Le rapport insiste sur « une répartition adéquate » de ces aires protégées, afin que celles-ci ne se retrouvent pas en majorité dans le nord de la province.

L’autre moratoire vise à ne pas augmenter « la capacité autoroutière dans les six régions métropolitaines du Québec tant qu’un mécanisme public d’évaluation des interactions entre mobilité, urbanisme et offre de transport ne soit pleinement opérationnel pour éviter d’encourager l’étalement urbain et la dépendance à l’auto solo ».

La substitution énergétique ne sera pas suffisante

En entrevue avec La Presse, le président du comité, Alain Webster, se défend de vouloir passer un message au sujet du controversé projet de troisième lien à Québec. « Notre rapport ne se penche pas sur un projet spécifique. On sait qu’il y a des enjeux de transport, c’est clair. Notre message, ce n’est pas qu’il ne doit plus rien se passer. Ce que nous disons, c’est qu’il faut intégrer la question des changements climatiques dans nos processus d’évaluation », précise celui qui enseigne l’économie de l’environnement à l’Université de Sherbrooke.

L’enjeu est d’autant plus important, rappelle le comité, puisque « la substitution énergétique ne sera pas à elle seule suffisante.
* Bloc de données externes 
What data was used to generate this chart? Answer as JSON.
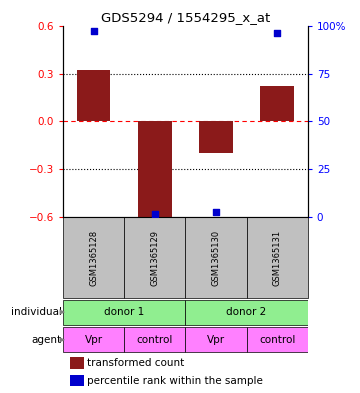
{
  "title": "GDS5294 / 1554295_x_at",
  "samples": [
    "GSM1365128",
    "GSM1365129",
    "GSM1365130",
    "GSM1365131"
  ],
  "bar_values": [
    0.32,
    -0.6,
    -0.2,
    0.22
  ],
  "percentile_values": [
    97,
    2,
    3,
    96
  ],
  "ylim_left": [
    -0.6,
    0.6
  ],
  "ylim_right": [
    0,
    100
  ],
  "bar_color": "#8B1A1A",
  "dot_color": "#0000CD",
  "agent_labels": [
    "Vpr",
    "control",
    "Vpr",
    "control"
  ],
  "individual_groups": [
    [
      "donor 1",
      0,
      1
    ],
    [
      "donor 2",
      2,
      3
    ]
  ],
  "individual_color": "#90EE90",
  "agent_color": "#FF80FF",
  "sample_bg_color": "#C0C0C0",
  "left_yticks": [
    -0.6,
    -0.3,
    0.0,
    0.3,
    0.6
  ],
  "right_yticks": [
    0,
    25,
    50,
    75,
    100
  ],
  "hline_dotted": [
    0.3,
    -0.3
  ],
  "hline_dashed": 0.0
}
En matière de transport, par exemple, l’électrification des véhicules automobiles et des camions légers devrait permettre une réduction des émissions en 2030 de 13 % par rapport aux émissions de 1990 et cette réduction atteindrait 50 % en 2035 ». La substitution énergétique doit donc « être accompagnée d’une plus grande efficacité énergétique et d’une réduction de la demande totale », indique-t-on.

« Le modèle de développement du territoire du Québec a historiquement reposé sur un niveau élevé de consommation des ressources. Il doit être redéfini pour que le Québec ait une chance d’atteindre ses objectifs climatiques et de limiter le plus possible les dommages engendrés par un climat changeant », conclut le rapport.

« On aimerait que le projet de transition soit emballant. Les enjeux d’aménagement du territoire peuvent amener des gains en termes de qualité de vie et de bien-être pour la population. On ne dit pas que c’est facile. Mais c’est un appel à une nouvelle relation avec le territoire. »

– Alain Webster, président du Comité consultatif sur les changements climatiques

« L’urgence climatique commande un électrochoc face à l’aménagement du territoire, ajoute Jérôme Dupras. Il faut réparer les erreurs du passé, surtout dans le sud du Québec. L’opportunité est là, il faut la saisir. »

Le rapport rendu public lundi a été transmis au ministre de l’Environnement et de la Lutte contre les changements climatiques le 5 avril dernier.

Qui siège au Comité consultatif sur les changements climatiques ?

Le Comité consultatif sur les changements climatiques est un organisme permanent indépendant qui conseille le ministre de l’Environnement et de la Lutte contre les changements climatiques. Il compte 12 membres et sa présidence est assurée par le professeur Alain Webster. Y siègent Alain Bourque, du consortium Ouranos, les professeurs et chercheurs Jérôme Dupras, Annie Levasseur, Catherine Morency, Pierre-Olivier Pineau, Catherine Potvin, Lota Dabio Tamini ainsi que Kim Thomassin, Charles Larochelle, Alain Lemaire et Hugo Séguin.

Consultez les publications du Comité


EN SAVOIR PLUS

2,2 milliards
Valeur annuelle des services écologiques rendus par les milieux naturels du Grand Montréal, calculée par le professeur Jérôme Dupras en 2015.

Source: Source : rapport du Comité consultatif sur les changements climatiques

9
Au Québec, l’étalement urbain était 9 fois plus important en 2016 qu’il y a 50 ans. La distance médiane entre le domicile et le travail a d’ailleurs augmenté de 15 % entre 1996 et 2016 dans la province.